This is not advice to position for, or against, a recession. It is a map of what each well-known alarm can honestly tell you — and what all three are saying right now. Observation, not advice.
A perfect record with no clock. Every recession since 1962 was preceded by an inverted yield curve — zero misses — but the lead ranges 9 to 19 months, so it says if, not when. And the deepest, longest inversion ever (2022–24) has so far produced no recession at all.
Reads the present, not the future. A model of the labor market, the curve, credit and sentiment tracks recessions almost perfectly and crosses 50% about nine months before the official announcement — but that lead is over a slow committee, not over the economy. It nowcasts; it does not forecast quarters ahead.
Smart money, but usually late. The credit spread widens during stress at least as much as before it — nearly two-thirds of spikes fire when stocks are already down 10%+. The rare spike from a calm market is a genuine warning; most are just confirmation.

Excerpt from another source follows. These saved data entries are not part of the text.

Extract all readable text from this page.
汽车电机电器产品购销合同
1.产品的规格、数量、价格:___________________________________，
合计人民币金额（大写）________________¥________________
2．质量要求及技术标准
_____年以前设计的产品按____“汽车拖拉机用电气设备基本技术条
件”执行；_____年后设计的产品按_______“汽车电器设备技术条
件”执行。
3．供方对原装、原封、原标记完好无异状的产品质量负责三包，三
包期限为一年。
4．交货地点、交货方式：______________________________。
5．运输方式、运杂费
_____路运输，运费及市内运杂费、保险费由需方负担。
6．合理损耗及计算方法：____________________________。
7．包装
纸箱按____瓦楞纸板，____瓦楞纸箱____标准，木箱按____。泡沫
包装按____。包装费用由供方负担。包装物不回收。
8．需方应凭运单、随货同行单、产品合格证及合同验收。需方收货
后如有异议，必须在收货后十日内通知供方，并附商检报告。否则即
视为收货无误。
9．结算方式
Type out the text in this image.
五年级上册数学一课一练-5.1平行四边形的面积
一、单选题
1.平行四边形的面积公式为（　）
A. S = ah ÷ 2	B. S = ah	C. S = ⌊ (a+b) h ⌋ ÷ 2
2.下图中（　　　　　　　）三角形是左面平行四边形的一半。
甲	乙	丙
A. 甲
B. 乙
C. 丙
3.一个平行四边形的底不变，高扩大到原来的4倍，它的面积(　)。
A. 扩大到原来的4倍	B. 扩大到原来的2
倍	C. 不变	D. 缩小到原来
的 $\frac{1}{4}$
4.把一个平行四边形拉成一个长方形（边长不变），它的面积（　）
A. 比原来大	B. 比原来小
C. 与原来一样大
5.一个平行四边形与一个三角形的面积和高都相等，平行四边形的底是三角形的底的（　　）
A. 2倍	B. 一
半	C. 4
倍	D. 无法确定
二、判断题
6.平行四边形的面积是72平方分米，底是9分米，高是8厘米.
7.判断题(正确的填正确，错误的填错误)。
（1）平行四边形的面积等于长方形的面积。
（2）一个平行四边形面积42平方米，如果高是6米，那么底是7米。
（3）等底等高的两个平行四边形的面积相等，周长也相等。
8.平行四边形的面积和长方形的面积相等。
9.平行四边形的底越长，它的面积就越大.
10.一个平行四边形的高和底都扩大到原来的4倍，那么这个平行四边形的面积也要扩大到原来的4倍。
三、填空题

June 2026: nothing is flashing. The curve has un-inverted back to a normal positive slope; the machine's recession reading is about 0.8%; credit sits calm near its 35th percentile. The honest catch — the loudest alarm just failed, so 'all clear' deserves a discount.
- —Only eight recessions since 1962 (six in the machine's test era). Every statistic here rests on a handful of events — treat the rates as directional, not precise.
- —The curve's 2022–24 misfire is real and unresolved. The deepest inversion on record has produced no recession yet, so the historical mapping may be weakening — the report leads with that tension, it doesn't bury it.
- —The machine is a nowcast, not a forecast. It reads the present month well; its lead is over the official body's deliberate slowness, not over the economy. Pushed even a quarter ahead, its skill drops sharply.
- —These use final, revised data. A true real-time test would use the messier first-release numbers, which would add noise and trim the realized lead — so the skill shown is an upper bound.
- —Credit is mostly coincident. Its only honest edge is flagging a higher chance of a deep drawdown when the spread is extreme — a risk gauge, not a timing signal. Calm credit reassures about now, not next year.
- —Descriptive, not predictive. This is a record of what has happened around past recessions; it is not a validated forecast and it sells no predictions.
Descriptive research, not financial advice. Recessions and bear markets can arrive with little warning — and the signals that usually warn have failed before, as the 2022–24 curve inversion shows.